C’est vrai que lorsque qu’on repense à l’histoire humaine on a constaté que l’effondrement des populations, parfois en presque totalité était chaque fois lié à des grands drames impliquant la mort des adultes comme lors des épidémies de peste (Cf. « l’identité de la France » de Fernand Brodel) ou des grandes famines comme en Irlande au milieu du dix neuvième siècle. en revanche certaines époques et encore aujourd’hui ont montré chaque fois qu’une forte mortalité infantile allait de paire avec une reproduction accrue et une augmentation de la population.

Cette approche a été conforté auprès d’un scientifique de ce domaine et que j’ai rencontrés, mais je reconnais que je peux me tromper sur mes conclusions, mais que si c’est vrai il faudra du temps pour faire évoluer les mentalités forgées au fil des articles construits sur des « sophismes » des « probables » ou des « logiques » … du genre lu récemment : « le poisson se nourrit le matin parce qu’il n’a pas été dérangé la nuit… C’est logique, ça fait bien, mais pouvez-vous le démontrer où existe-t-il mille autre raisons cause de ce comportement ? La dérive de la pointe d’Arradon, sans doute l’une des plus fréquentées en pêcheurs et trafic de bateaux en France, est excellente, particulièrement quand beaucoup de bateaux circulent en remuant le fond. Autre exemple, je pêche plus d’heures en une année que certains pêcheurs dans une vie et je suis incapable de démontrer qu’une couleur de leurre marche mieux qu’une autre : je suis capable de dire cette couleur marche bien, c’est tout… Il faudrait deux leurres identiques en parallèle, de couleurs différentes et un poisson à égale distance des deux. Ensuite renouveler des centaines de fois sous réserve que le bar …ait bien la même vue des deux yeux, …ne soit pas gaucher et …n’ait pas des goûts différents d’un individu à l’autre etc. Je force le trait bien entendu… Cependant, Il y a peu de temps, en mars 2012, nous pêchions le lieu à la mitraillette : Le pêcheur équipé des plumes rouges prenait tout ; celui équipé des plumes blanche rien ! Au bout d’un moment ils ont échangé leur canne et ce fut toujours le même pêcheur qui a continué à prendre avec les blanches cette fois-ci. Nous n’aurions pas procédé à cet échange, j’aurai pu vous garantir mordicus que c’était les rouges qui marchaient ce jour là… Au final je peux supposer : a) que c’est le hasard des rencontres de bancs, b) que les lieus ont pris les rouges puis les blanches, c) qu’un pêcheur était plus habile que l’autre. d) rien du tout. PS : A noter qu’à cette profondeur la couleur rouge ne doit pas beaucoup se voir…

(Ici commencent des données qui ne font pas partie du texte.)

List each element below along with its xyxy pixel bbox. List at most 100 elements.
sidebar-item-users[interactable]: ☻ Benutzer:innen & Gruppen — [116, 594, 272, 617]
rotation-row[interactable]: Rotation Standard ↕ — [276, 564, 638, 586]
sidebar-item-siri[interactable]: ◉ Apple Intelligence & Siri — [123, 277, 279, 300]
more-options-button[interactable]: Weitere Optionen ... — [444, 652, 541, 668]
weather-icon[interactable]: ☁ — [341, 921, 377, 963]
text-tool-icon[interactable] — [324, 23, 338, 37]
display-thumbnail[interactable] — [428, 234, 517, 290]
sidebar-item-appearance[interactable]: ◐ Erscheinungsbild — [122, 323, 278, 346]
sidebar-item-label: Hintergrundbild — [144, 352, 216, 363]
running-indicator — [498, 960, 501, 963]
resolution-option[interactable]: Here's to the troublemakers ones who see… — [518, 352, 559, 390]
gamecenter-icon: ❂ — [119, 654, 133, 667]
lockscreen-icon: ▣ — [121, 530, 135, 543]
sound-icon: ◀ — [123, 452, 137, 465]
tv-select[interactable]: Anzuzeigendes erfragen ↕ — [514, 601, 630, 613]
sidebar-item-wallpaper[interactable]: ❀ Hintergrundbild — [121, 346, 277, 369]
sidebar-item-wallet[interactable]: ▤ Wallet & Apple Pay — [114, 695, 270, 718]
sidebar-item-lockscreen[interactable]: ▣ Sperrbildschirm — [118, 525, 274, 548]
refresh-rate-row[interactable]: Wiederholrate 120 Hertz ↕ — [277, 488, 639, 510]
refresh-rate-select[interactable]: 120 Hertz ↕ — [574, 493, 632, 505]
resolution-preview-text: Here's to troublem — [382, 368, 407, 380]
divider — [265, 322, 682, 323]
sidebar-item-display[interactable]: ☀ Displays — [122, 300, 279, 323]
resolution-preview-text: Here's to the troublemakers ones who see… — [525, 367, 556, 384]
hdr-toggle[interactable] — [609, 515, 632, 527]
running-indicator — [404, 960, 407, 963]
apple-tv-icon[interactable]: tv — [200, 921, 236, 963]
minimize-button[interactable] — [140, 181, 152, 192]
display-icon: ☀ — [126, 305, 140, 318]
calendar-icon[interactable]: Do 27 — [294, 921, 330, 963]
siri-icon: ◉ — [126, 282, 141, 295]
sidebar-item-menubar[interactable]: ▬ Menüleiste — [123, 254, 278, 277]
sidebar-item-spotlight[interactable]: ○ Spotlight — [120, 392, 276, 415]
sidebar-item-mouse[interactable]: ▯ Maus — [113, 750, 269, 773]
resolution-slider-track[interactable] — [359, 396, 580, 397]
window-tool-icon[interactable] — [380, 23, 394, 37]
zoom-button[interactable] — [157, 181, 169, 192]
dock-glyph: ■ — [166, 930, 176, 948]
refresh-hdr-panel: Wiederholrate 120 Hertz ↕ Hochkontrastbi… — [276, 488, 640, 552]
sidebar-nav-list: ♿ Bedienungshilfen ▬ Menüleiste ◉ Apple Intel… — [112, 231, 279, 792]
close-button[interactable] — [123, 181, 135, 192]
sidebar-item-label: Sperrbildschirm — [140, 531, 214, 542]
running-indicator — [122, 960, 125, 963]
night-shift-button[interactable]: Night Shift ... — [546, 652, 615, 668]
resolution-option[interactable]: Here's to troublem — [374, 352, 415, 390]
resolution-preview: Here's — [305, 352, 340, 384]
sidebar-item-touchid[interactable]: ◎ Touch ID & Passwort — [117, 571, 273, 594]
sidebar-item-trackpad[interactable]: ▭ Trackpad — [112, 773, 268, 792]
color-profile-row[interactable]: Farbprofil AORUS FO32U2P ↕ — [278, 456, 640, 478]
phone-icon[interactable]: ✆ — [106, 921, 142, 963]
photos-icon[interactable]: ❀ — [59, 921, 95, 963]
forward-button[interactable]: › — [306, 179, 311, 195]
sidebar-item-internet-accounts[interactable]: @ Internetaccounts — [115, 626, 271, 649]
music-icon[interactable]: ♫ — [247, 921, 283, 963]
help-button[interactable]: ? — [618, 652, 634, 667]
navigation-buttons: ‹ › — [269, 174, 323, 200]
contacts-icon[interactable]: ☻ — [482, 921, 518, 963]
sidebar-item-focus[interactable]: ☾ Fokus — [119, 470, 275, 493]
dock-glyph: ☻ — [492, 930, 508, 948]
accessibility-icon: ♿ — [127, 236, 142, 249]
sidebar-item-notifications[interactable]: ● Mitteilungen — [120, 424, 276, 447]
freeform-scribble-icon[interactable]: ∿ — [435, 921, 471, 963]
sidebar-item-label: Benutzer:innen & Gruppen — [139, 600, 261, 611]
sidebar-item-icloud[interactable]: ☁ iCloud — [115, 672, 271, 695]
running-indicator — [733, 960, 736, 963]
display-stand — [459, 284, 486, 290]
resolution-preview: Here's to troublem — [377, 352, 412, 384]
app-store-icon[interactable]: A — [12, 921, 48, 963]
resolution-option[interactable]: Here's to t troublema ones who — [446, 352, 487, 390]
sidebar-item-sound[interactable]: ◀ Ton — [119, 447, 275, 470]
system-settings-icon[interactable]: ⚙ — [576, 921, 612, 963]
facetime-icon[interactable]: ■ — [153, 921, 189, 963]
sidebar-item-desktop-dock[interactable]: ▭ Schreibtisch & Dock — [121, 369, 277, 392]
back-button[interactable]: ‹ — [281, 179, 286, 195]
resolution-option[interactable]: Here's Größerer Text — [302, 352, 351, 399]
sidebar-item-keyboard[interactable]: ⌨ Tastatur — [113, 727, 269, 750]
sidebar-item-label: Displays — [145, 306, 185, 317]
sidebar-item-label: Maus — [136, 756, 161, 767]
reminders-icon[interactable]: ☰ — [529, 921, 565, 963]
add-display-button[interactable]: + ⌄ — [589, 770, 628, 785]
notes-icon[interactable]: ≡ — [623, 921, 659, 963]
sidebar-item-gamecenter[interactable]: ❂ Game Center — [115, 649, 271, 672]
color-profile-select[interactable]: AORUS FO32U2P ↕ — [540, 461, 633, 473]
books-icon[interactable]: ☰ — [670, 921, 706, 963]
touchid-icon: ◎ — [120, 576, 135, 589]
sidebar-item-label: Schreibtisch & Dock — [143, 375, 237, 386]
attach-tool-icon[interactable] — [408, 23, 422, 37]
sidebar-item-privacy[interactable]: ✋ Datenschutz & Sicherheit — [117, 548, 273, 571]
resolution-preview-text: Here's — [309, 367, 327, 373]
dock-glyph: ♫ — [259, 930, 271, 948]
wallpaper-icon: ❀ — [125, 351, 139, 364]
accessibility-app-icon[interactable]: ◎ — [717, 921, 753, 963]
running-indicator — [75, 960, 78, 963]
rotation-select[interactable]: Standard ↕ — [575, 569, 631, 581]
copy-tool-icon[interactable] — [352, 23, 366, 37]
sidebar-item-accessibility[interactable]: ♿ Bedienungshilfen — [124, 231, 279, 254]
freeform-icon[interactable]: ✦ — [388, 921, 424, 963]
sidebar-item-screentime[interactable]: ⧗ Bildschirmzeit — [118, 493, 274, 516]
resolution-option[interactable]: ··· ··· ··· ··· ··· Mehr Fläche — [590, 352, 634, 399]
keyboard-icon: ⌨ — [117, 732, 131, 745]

En conclusion, je suis pour, concernant la plaisance :

1- La limitation du nombre de captures de bars par pêcheur et par jour,

2- La remise l’eau des poissons entre 50 et 65 cm (1)

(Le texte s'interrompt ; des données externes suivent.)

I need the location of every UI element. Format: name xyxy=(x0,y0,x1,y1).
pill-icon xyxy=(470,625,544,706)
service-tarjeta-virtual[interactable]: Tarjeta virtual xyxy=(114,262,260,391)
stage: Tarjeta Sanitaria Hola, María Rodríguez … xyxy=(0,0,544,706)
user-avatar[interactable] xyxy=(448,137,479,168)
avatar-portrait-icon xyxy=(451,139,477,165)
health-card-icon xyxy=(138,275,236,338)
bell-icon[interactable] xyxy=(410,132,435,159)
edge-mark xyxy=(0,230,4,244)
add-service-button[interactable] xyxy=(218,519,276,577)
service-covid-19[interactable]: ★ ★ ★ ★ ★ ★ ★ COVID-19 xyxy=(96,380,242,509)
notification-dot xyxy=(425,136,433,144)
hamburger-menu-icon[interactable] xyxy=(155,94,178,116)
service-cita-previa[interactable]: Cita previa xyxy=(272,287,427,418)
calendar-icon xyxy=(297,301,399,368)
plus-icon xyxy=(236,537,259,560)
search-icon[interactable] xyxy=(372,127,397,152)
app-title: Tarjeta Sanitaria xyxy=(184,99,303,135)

3- Maintenir la taille minimum à 36cm

4- Annuler le dispositif sur les queues coupées.

(1) La courbe de fertilité diminue avec l’âge; j’ai pris 65 cm, mais les scientifiques pourraient dire quelle est la taille à partir de laquelle la fertilité diminue fortement et à partir de quelle taille un prélèvement d’impacte plus sur la reproduction.